Dear all,
i have a more general question (anchored in genomics and related to ChIP-seq) regarding the statistical tests to show the specificity of phenomenon :
let's consider an example: someone did a ChIP_seq for H3K27me3, and wants to show that H3K27me3 mark increases only on the genes involved in autophagy, after cell treatment ...
what type of analysis would you recommend in order to show that the phenomenon (ie increase in H3K27me3) is specific to a set of genes (ie autophagy genes) :
A -- taking random sets of non-autophagy genes (practically, the rest of the genes in the genome) -- and using parametric and non-parametric tests when comparing SET 1 (autophagy genes) with SET 2 (non-autophagy genes)
or
B -- using hypergeometric / fisher-tests on a matrix (autophagy/no-autophagy genes vs increase/no-increase in H3K27me3) ?
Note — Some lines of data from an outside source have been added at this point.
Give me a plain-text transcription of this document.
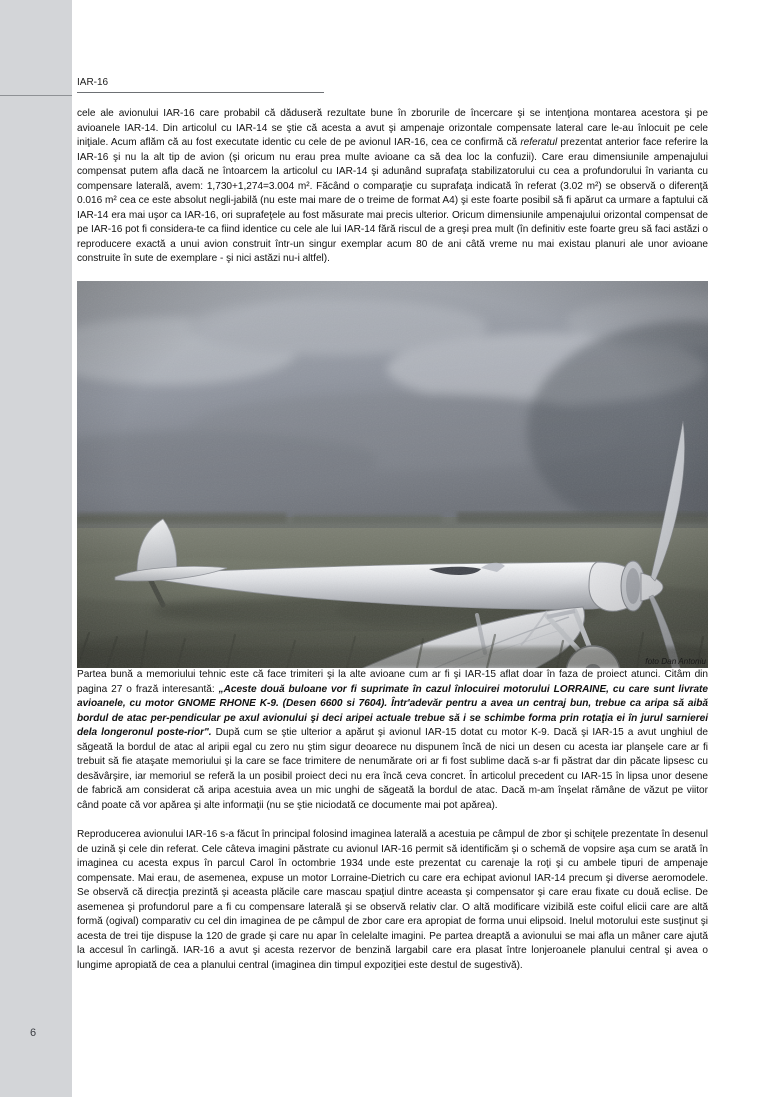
6
IAR-16

cele ale avionului IAR-16 care probabil că dăduseră rezultate bune în zborurile de încercare şi se intenţiona montarea acestora şi pe avioanele IAR-14. Din articolul cu IAR-14 se ştie că acesta a avut şi ampenaje orizontale compensate lateral care le-au înlocuit pe cele iniţiale. Acum aflăm că au fost executate identic cu cele de pe avionul IAR-16, cea ce confirmă că referatul prezentat anterior face referire la IAR-16 şi nu la alt tip de avion (şi oricum nu erau prea multe avioane ca să dea loc la confuzii). Care erau dimensiunile ampenajului compensat putem afla dacă ne întoarcem la articolul cu IAR-14 şi adunând suprafaţa stabilizatorului cu cea a profundorului în varianta cu compensare laterală, avem: 1,730+1,274=3.004 m². Făcând o comparaţie cu suprafaţa indicată în referat (3.02 m²) se observă o diferenţă 0.016 m² cea ce este absolut negli-jabilă (nu este mai mare de o treime de format A4) şi este foarte posibil să fi apărut ca urmare a faptului că IAR-14 era mai uşor ca IAR-16, ori suprafeţele au fost măsurate mai precis ulterior. Oricum dimensiunile ampenajului orizontal compensat de pe IAR-16 pot fi considera-te ca fiind identice cu cele ale lui IAR-14 fără riscul de a greşi prea mult (în definitiv este foarte greu să faci astăzi o reproducere exactă a unui avion construit într-un singur exemplar acum 80 de ani câtă vreme nu mai existau planuri ale unor avioane construite în sute de exemplare - şi nici astăzi nu-i altfel).

foto Dan Antoniu

Partea bună a memoriului tehnic este că face trimiteri şi la alte avioane cum ar fi şi IAR-15 aflat doar în faza de proiect atunci. Citâm din pagina 27 o frază interesantă: „Aceste două buloane vor fi suprimate în cazul înlocuirei motorului LORRAINE, cu care sunt livrate avioanele, cu motor GNOME RHONE K-9. (Desen 6600 si 7604). Într'adevăr pentru a avea un centraj bun, trebue ca aripa să aibă bordul de atac per-pendicular pe axul avionului şi deci aripei actuale trebue să i se schimbe forma prin rotaţia ei în jurul sarnierei dela longeronul poste-rior". După cum se ştie ulterior a apărut şi avionul IAR-15 dotat cu motor K-9. Dacă şi IAR-15 a avut unghiul de săgeată la bordul de atac al aripii egal cu zero nu ştim sigur deoarece nu dispunem încă de nici un desen cu acesta iar planşele care ar fi trebuit să fie ataşate memoriului şi la care se face trimitere de nenumărate ori ar fi fost sublime dacă s-ar fi păstrat dar din păcate lipsesc cu desăvârşire, iar memoriul se referă la un posibil proiect deci nu era încă ceva concret. În articolul precedent cu IAR-15 în lipsa unor desene de fabrică am considerat că aripa acestuia avea un mic unghi de săgeată la bordul de atac. Dacă m-am înşelat rămâne de văzut pe viitor când poate că vor apărea şi alte informaţii (nu se ştie niciodată ce documente mai pot apărea).

Reproducerea avionului IAR-16 s-a făcut în principal folosind imaginea laterală a acestuia pe câmpul de zbor şi schiţele prezentate în desenul de uzină şi cele din referat. Cele câteva imagini păstrate cu avionul IAR-16 permit să identificăm şi o schemă de vopsire aşa cum se arată în imaginea cu acesta expus în parcul Carol în octombrie 1934 unde este prezentat cu carenaje la roţi şi cu ambele tipuri de ampenaje compensate. Mai erau, de asemenea, expuse un motor Lorraine-Dietrich cu care era echipat avionul IAR-14 precum şi diverse aeromodele. Se observă că direcţia prezintă şi aceasta plăcile care mascau spaţiul dintre aceasta şi compensator şi care erau fixate cu două eclise. De asemenea şi profundorul pare a fi cu compensare laterală şi se observă relativ clar. O altă modificare vizibilă este coiful elicii care are altă formă (ogival) comparativ cu cel din imaginea de pe câmpul de zbor care era apropiat de forma unui elipsoid. Inelul motorului este susţinut şi acesta de trei tije dispuse la 120 de grade şi care nu apar în celelalte imagini. Pe partea dreaptă a avionului se mai afla un mâner care ajută la accesul în carlingă. IAR-16 a avut şi acesta rezervor de benzină largabil care era plasat între lonjeroanele planului central şi avea o lungime apropiată de cea a planului central (imaginea din timpul expoziţiei este destul de sugestivă).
thanks a lot, and happy weekend ;) !
bogdan
Thank you Jean for your comments. On a side note, I was just thinking, as an alternative to enrichment tests, could someone just use the following procedure :
A-- take the SET of genes with a specific effect (in this case, H3K27me3 increase on autophagy genes)
B-- take a few random SETS of genes
C-- make the boxplots of A vs B, and if by t-tests (or wilcoxon.test test) the difference is statistically significant,
would this support the hypothesis that "the H3K27me3 increase on autophagy genes" is not random ?
You're dealing with counts here and the question is about enrichment so the standard way to answer it is with Fisher's exact test (or the Chi-squared test). If you're looking for a parametric alternative, you could formulate the question in terms of difference between proportions to make it more obvious: is the fraction of methylated genes in the autophagy set different from the fraction of methylated genes in the other genes ? This can be tested in a parametric way using a two-proportion Z-test. However this is equivalent to the Chi-squared or Fisher's tests with the added assumption that the binomial distribution can be approximated by a normal distribution. Note that actually, the tests are for equality of proportions (i.e. equality is the null hypothesis of the tests). What I don't get is why you would take random samples of the genes.